Clowns and Rats Scare Me by Cary Clack

Clowns and Rats Scare Me by Cary Clack

Author:Cary Clack [Clack, Cary; Nye, Naomi Shihab]
Language: eng
Format: epub
ISBN: 9781595341204
Publisher: Trinity University Press


2008 campaign will reveal America’s racial tolerance

11/16/2006

Should he run for president in 2008, Barack Obama will do what Colin Powell declined to and invite the nation to cross into unexplored territory of its racial landscape.

It’s either a mirage or a signpost of maturity, but in all of the talk about Obama running for president it’s remarkable how little race is mentioned.

It’s as if the question of whether America is ready for a black president has been dismissed and the national conversation is solely about the reasons to vote for Obama or the reasons to vote against Obama, none of which has anything to do with race.

But until that ground is crossed and broken, the question will remain unanswered.

Jesse Jackson’s 1984 and 1988 presidential runs were historic and revivalist affairs that were the most serious campaigns by a black candidate to date. For a fleeting moment in 1988, after he’d trounced Michael Dukakis and Al Gore in the Michigan Democratic caucuses, Jackson scared the Hades out of the Democratic Party graybeards with the possibility that he might actually win the nomination.

Jackson’s campaigns were heroic but never had a chance of propelling him to the White House. The only African American who ever loomed as a formidable frontrunner and a prospective presidential candidate was Powell, who decided not to seek the Republican nomination in 1996.

More so than Jackson, Powell would have made the nation ask if it was ready for a black president and, possibly, would have earned an affirmative answer.

Can an African American be elected president?

Call me an optimistic fool, but I believe the answer is yes.

True, Harold Ford Jr. may have lost his race for the U.S. Senate because of a racist campaign ad. Still, a 36-year-old black man nearly got elected to the Senate from Tennessee.
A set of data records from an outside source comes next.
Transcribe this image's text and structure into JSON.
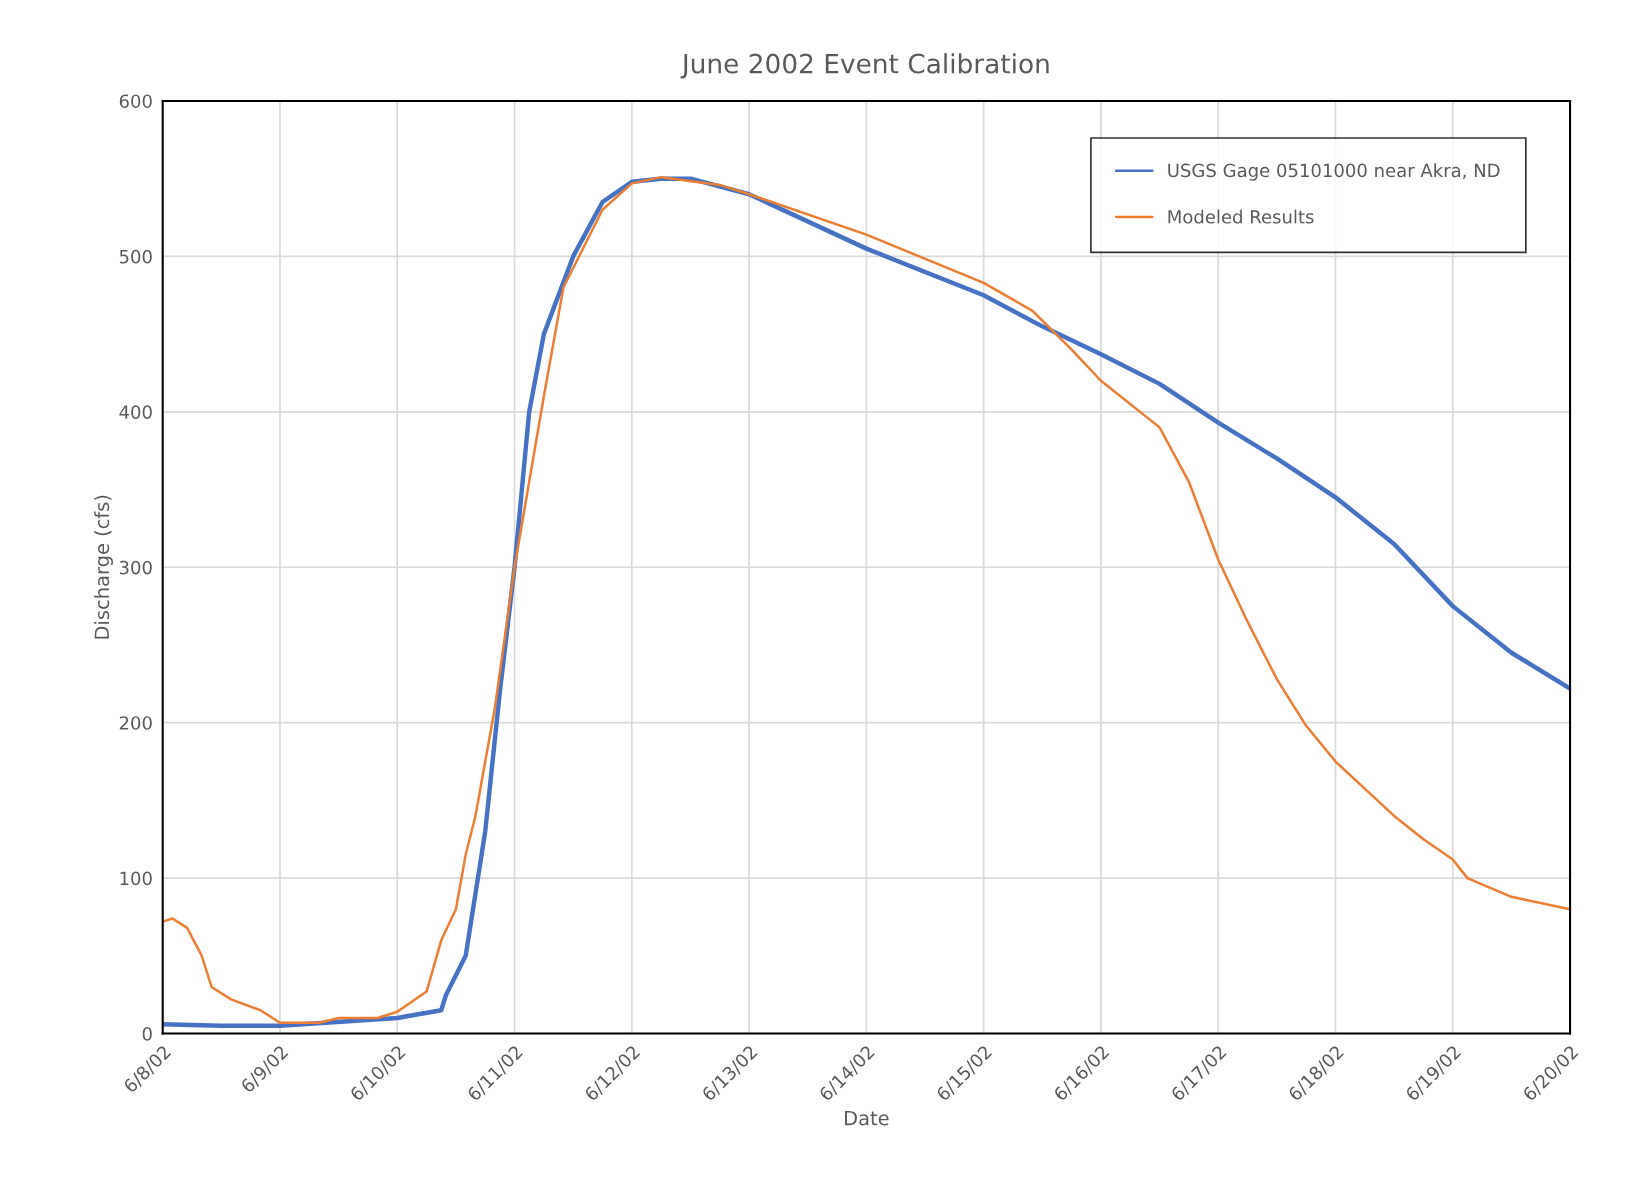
{
  "chart_data": {
    "type": "line",
    "title": "June 2002 Event Calibration",
    "xlabel": "Date",
    "ylabel": "Discharge (cfs)",
    "xlim": [
      "2002-06-08",
      "2002-06-20"
    ],
    "xticks": [
      {
        "value": "2002-06-08",
        "label": "6/8/02"
      },
      {
        "value": "2002-06-09",
        "label": "6/9/02"
      },
      {
        "value": "2002-06-10",
        "label": "6/10/02"
      },
      {
        "value": "2002-06-11",
        "label": "6/11/02"
      },
      {
        "value": "2002-06-12",
        "label": "6/12/02"
      },
      {
        "value": "2002-06-13",
        "label": "6/13/02"
      },
      {
        "value": "2002-06-14",
        "label": "6/14/02"
      },
      {
        "value": "2002-06-15",
        "label": "6/15/02"
      },
      {
        "value": "2002-06-16",
        "label": "6/16/02"
      },
      {
        "value": "2002-06-17",
        "label": "6/17/02"
      },
      {
        "value": "2002-06-18",
        "label": "6/18/02"
      },
      {
        "value": "2002-06-19",
        "label": "6/19/02"
      },
      {
        "value": "2002-06-20",
        "label": "6/20/02"
      }
    ],
    "ylim": [
      0,
      600
    ],
    "yticks": [
      0,
      100,
      200,
      300,
      400,
      500,
      600
    ],
    "grid": true,
    "legend": "top right",
    "series": [
      {
        "name": "USGS Gage 05101000 near Akra, ND",
        "color": "#4472c4",
        "x": [
          "2002-06-08T00:00",
          "2002-06-08T12:00",
          "2002-06-09T00:00",
          "2002-06-10T00:00",
          "2002-06-10T09:00",
          "2002-06-10T10:00",
          "2002-06-10T14:00",
          "2002-06-10T18:00",
          "2002-06-10T21:00",
          "2002-06-11T00:00",
          "2002-06-11T03:00",
          "2002-06-11T06:00",
          "2002-06-11T12:00",
          "2002-06-11T18:00",
          "2002-06-12T00:00",
          "2002-06-12T06:00",
          "2002-06-12T12:00",
          "2002-06-13T00:00",
          "2002-06-14T00:00",
          "2002-06-15T00:00",
          "2002-06-15T12:00",
          "2002-06-16T00:00",
          "2002-06-16T12:00",
          "2002-06-17T00:00",
          "2002-06-17T12:00",
          "2002-06-18T00:00",
          "2002-06-18T12:00",
          "2002-06-19T00:00",
          "2002-06-19T12:00",
          "2002-06-20T00:00"
        ],
        "values": [
          6,
          5,
          5,
          10,
          15,
          25,
          50,
          130,
          220,
          300,
          400,
          450,
          500,
          535,
          548,
          550,
          550,
          540,
          505,
          475,
          455,
          437,
          418,
          393,
          370,
          345,
          315,
          275,
          245,
          222
        ]
      },
      {
        "name": "Modeled Results",
        "color": "#ed7d31",
        "x": [
          "2002-06-08T00:00",
          "2002-06-08T02:00",
          "2002-06-08T05:00",
          "2002-06-08T08:00",
          "2002-06-08T10:00",
          "2002-06-08T14:00",
          "2002-06-08T20:00",
          "2002-06-09T00:00",
          "2002-06-09T08:00",
          "2002-06-09T12:00",
          "2002-06-09T20:00",
          "2002-06-10T00:00",
          "2002-06-10T06:00",
          "2002-06-10T09:00",
          "2002-06-10T12:00",
          "2002-06-10T14:00",
          "2002-06-10T16:00",
          "2002-06-10T20:00",
          "2002-06-11T00:00",
          "2002-06-11T06:00",
          "2002-06-11T10:00",
          "2002-06-11T18:00",
          "2002-06-12T00:00",
          "2002-06-12T06:00",
          "2002-06-12T18:00",
          "2002-06-13T00:00",
          "2002-06-14T00:00",
          "2002-06-15T00:00",
          "2002-06-15T10:00",
          "2002-06-15T18:00",
          "2002-06-16T00:00",
          "2002-06-16T12:00",
          "2002-06-16T18:00",
          "2002-06-17T00:00",
          "2002-06-17T06:00",
          "2002-06-17T12:00",
          "2002-06-17T18:00",
          "2002-06-18T00:00",
          "2002-06-18T12:00",
          "2002-06-18T18:00",
          "2002-06-19T00:00",
          "2002-06-19T03:00",
          "2002-06-19T12:00",
          "2002-06-20T00:00"
        ],
        "values": [
          72,
          74,
          68,
          50,
          30,
          22,
          15,
          7,
          7,
          10,
          10,
          14,
          27,
          60,
          80,
          115,
          140,
          210,
          300,
          410,
          480,
          530,
          547,
          551,
          546,
          540,
          514,
          483,
          465,
          440,
          420,
          390,
          355,
          305,
          265,
          228,
          198,
          175,
          140,
          125,
          112,
          100,
          88,
          80
        ]
      }
    ]
  }
}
Ford and Michael Steele, the black Republican nominee in Maryland for the Senate, may have run the year’s two best Senate campaigns, and in a year when “R” wasn’t such a politically deadly scarlet letter, Steele probably would have won. What’s more, Massachusetts elected a black man, Deval Patrick, governor.

It says a lot about where we are as a nation that the frontrunner for the Democratic presidential nomination, Hillary Clinton, is a woman, and the potential candidate generating the most excitement, Obama, is a black man. Were she not tainted with the Iraqi war, Condoleezza Rice would be an ideal candidate for the Republicans.

New York Times columnist David Brooks, a conservative, has written, “The next Democratic nominee should either be Barack Obama or should have the stature that would come from defeating Barack Obama.”

In Tuesday’s column, I downplayed the criticism about Obama’s lack of experience because I believe that experience is an ambiguous commodity and that the quantity of years in elected office has never been an accurate barometer for the quality of a presidency.

If the biggest argument against an Obama presidency is his “inexperience” and not his race, that’s a measure of progress. A presidential campaign will magnify his gifts and flaws but shouldn’t highlight his race.